Porém, em São Paulo, já há escolas públicas com foco neste tipo de ensino, como é o caso da Escola Municipal de Ensino Fundamental Desembargador Amorim Lima. A mudança para o atual projeto pedagógico, que segue a linha construtivista, foi aprovada e inserida na instituição pela diretora Ana Elisa Siqueira, com colaboração de pais, professores e alunos.
Com inspiração na Escola da Ponte, em Portugal, na Amorim Lima cada aluno tem um educador tutor, que é responsável pela avaliação do estudante e o auxilia em todas as atividades. Lá não há aulas expositivas (com exceção nas disciplinas de matemática, oficina de texto e inglês) e os alunos recebem roteiros com perguntas e tarefas que devem ser respondidas ou desenvolvidas por ele individualmente ou em grupo. Neste sistema não há provas comuns, já que o conhecimento do estudante é avaliado pela qualidade destes roteiros e pela sua participação na escola.
Afinal, como escolher?
Ao escolher uma escola para o filho, os pais devem sempre prestar atenção na linha pedagógica seguida pela instituição. Mas, é importante não se prender a rótulos e analisar de perto as práticas realizadas em salas de aula para, então, decidir se as atividades e a metodologia são coerentes aos princípios da família.
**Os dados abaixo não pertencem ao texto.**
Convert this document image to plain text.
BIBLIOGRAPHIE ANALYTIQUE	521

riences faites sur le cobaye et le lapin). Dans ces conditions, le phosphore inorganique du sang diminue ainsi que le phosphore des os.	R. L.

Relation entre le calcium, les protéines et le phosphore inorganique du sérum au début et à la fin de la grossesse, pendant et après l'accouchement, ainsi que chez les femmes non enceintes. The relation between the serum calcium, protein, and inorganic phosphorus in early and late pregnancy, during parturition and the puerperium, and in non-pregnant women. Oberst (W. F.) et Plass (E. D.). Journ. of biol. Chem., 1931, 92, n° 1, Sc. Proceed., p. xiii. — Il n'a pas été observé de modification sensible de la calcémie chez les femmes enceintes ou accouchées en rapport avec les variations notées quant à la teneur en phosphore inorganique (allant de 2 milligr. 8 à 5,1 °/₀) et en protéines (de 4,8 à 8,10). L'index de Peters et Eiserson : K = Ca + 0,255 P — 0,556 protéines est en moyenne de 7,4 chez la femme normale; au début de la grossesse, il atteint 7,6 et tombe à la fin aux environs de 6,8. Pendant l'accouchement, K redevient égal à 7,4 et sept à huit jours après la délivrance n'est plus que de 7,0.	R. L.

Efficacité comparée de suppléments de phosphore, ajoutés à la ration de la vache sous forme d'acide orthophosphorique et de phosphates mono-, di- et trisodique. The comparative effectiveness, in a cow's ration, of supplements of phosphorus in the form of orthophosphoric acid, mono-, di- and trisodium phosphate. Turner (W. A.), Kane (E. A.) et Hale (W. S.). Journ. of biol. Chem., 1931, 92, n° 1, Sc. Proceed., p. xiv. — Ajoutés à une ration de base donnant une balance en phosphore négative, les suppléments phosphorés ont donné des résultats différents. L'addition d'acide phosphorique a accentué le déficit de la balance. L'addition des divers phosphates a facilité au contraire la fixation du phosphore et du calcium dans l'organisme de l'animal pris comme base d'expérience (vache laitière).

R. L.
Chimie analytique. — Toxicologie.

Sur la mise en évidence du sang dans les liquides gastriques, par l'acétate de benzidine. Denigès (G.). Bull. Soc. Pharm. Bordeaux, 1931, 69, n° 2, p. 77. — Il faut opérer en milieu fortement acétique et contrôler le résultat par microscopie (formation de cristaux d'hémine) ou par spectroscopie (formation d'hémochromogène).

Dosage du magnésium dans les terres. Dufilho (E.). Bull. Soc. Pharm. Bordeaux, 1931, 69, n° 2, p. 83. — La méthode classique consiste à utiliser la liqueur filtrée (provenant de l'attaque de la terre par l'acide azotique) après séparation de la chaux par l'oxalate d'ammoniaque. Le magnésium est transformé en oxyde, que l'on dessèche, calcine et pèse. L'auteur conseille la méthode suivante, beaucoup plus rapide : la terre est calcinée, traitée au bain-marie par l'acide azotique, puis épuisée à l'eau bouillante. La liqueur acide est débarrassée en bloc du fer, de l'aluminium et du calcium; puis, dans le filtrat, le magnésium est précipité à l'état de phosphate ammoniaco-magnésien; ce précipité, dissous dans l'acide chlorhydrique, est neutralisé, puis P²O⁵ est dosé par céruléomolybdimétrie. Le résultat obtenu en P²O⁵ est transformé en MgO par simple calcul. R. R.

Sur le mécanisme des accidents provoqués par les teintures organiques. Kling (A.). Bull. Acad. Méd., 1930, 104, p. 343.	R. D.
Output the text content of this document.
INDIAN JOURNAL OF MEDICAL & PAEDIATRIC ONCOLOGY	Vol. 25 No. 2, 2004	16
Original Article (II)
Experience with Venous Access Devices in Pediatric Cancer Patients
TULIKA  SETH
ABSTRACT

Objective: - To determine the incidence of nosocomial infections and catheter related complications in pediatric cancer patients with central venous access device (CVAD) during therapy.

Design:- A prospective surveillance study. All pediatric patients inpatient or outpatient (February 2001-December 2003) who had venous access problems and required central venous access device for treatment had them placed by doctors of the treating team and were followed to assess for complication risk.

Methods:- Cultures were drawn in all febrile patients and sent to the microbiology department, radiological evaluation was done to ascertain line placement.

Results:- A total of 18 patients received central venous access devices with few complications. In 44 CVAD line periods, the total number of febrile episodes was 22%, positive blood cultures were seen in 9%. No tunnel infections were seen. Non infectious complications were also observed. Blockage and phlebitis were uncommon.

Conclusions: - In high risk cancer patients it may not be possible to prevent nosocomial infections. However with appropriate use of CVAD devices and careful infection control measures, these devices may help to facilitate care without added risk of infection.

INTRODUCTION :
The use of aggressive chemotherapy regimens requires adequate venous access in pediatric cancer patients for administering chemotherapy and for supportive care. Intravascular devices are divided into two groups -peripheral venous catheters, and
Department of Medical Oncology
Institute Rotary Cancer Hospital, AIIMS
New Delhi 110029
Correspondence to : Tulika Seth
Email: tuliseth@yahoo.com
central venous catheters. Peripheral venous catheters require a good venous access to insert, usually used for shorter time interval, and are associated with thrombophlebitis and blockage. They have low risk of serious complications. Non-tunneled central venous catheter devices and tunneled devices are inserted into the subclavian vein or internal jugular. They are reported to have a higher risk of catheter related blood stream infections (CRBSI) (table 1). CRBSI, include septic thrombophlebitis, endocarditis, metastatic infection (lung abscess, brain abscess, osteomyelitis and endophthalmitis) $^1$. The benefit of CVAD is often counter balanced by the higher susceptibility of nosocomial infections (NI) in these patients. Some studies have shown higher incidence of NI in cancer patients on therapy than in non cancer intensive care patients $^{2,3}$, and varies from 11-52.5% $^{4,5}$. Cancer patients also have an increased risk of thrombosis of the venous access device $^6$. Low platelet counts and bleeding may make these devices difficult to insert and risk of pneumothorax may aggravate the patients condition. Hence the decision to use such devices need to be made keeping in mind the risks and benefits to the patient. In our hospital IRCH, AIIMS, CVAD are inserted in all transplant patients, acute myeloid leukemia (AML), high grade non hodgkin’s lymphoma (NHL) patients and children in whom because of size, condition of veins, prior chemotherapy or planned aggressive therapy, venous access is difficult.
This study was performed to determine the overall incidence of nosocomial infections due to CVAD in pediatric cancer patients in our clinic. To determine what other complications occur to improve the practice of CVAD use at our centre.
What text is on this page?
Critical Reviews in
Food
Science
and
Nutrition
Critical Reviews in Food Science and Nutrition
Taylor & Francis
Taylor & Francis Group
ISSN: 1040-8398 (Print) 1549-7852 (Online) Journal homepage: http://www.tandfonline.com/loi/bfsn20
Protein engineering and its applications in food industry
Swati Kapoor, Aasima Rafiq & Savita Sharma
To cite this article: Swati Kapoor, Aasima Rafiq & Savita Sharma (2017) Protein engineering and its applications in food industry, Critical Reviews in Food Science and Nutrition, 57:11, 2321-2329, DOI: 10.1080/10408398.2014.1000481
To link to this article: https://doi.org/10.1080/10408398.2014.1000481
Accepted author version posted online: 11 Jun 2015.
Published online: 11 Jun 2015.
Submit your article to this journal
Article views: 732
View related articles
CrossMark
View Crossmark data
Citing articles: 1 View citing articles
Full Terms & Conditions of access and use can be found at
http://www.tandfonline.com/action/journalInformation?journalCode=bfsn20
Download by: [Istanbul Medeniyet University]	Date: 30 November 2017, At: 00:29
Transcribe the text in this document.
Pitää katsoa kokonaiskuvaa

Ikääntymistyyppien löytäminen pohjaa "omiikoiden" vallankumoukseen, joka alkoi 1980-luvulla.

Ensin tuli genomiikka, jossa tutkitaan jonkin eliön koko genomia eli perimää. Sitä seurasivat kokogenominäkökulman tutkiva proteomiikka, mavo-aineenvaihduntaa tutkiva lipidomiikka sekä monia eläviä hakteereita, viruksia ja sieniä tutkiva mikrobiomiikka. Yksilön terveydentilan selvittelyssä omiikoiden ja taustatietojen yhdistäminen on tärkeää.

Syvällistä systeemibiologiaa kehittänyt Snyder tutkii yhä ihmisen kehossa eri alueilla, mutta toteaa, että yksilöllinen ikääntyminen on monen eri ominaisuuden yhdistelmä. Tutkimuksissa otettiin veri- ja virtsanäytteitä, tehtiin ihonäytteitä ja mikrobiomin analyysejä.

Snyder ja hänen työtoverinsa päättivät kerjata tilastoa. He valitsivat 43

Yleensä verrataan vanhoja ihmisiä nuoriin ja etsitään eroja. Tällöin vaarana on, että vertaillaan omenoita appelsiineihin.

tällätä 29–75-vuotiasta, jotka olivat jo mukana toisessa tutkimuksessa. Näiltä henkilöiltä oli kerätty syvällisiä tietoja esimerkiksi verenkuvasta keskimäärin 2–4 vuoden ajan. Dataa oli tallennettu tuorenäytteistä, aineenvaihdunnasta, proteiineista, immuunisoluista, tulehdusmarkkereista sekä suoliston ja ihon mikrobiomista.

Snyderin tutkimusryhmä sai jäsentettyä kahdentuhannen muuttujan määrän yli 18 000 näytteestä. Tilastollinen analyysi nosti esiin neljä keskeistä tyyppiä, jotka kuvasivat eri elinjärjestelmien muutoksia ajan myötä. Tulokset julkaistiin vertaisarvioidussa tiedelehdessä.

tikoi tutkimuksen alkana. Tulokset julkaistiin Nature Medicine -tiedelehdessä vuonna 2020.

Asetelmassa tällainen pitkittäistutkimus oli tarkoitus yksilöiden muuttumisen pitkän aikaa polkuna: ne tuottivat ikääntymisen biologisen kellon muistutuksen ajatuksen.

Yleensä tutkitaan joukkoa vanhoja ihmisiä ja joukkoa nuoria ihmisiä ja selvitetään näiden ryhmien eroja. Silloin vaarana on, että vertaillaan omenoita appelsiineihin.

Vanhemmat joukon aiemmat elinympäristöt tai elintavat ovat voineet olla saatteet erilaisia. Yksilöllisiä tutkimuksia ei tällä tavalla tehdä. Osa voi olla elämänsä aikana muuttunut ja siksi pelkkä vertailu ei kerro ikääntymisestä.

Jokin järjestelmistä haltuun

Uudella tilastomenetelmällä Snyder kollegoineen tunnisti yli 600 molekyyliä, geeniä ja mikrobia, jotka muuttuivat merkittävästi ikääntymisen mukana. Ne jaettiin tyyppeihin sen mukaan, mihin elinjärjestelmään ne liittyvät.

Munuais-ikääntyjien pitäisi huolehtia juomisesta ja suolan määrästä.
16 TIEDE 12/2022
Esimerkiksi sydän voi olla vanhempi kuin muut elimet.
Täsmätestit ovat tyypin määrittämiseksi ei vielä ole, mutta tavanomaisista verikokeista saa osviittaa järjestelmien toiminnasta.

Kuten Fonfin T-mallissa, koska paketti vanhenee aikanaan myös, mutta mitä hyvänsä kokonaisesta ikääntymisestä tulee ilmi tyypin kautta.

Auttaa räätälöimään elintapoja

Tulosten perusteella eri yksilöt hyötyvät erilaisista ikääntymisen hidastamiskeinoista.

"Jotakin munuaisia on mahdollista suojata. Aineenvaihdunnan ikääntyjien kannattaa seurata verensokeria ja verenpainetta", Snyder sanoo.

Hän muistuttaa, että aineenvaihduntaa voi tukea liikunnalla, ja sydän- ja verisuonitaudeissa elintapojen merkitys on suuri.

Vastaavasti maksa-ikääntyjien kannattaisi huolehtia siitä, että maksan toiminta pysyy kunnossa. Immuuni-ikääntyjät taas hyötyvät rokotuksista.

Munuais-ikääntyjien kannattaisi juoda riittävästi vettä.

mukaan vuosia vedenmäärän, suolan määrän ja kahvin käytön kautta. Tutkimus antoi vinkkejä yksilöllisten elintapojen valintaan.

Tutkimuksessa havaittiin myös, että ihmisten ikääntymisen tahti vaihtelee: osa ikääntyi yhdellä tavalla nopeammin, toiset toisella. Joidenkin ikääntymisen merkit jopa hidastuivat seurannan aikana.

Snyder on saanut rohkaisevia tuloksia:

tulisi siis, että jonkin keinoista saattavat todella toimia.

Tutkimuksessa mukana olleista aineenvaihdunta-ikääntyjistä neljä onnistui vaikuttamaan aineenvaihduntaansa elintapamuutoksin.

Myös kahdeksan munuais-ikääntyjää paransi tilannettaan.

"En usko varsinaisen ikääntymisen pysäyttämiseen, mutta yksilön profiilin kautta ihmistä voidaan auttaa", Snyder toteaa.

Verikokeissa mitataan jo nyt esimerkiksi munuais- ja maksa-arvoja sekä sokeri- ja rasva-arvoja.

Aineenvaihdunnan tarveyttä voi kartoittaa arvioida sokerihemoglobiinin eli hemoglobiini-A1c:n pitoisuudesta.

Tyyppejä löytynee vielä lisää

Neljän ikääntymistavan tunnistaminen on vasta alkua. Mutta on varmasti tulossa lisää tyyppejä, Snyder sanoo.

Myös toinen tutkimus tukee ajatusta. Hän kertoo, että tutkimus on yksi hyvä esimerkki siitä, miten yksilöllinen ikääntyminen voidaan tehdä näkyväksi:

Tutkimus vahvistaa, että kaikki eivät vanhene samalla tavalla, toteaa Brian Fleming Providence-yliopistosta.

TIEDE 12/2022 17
Entretanto, independentemente da proposta pedagógica, a criança ou o adolescente somente terá satisfação e bom rendimento escolar se tiver identificação com a instituição de ensino. Por isso, é sempre importante observar a personalidade dos filhos antes de começar a busca por uma escola.
Luciana Barros de Almeida, da ABPP, explica que a criança tem facilidade e flexibilidade para se adaptar a diversas metodologias e, portanto, pode mudar de escola, se for necessário. “Quando o tempo de adaptação escolar for superior à um mês, talvez seja o momento de analisar e considerar a troca de metodologia”, diz.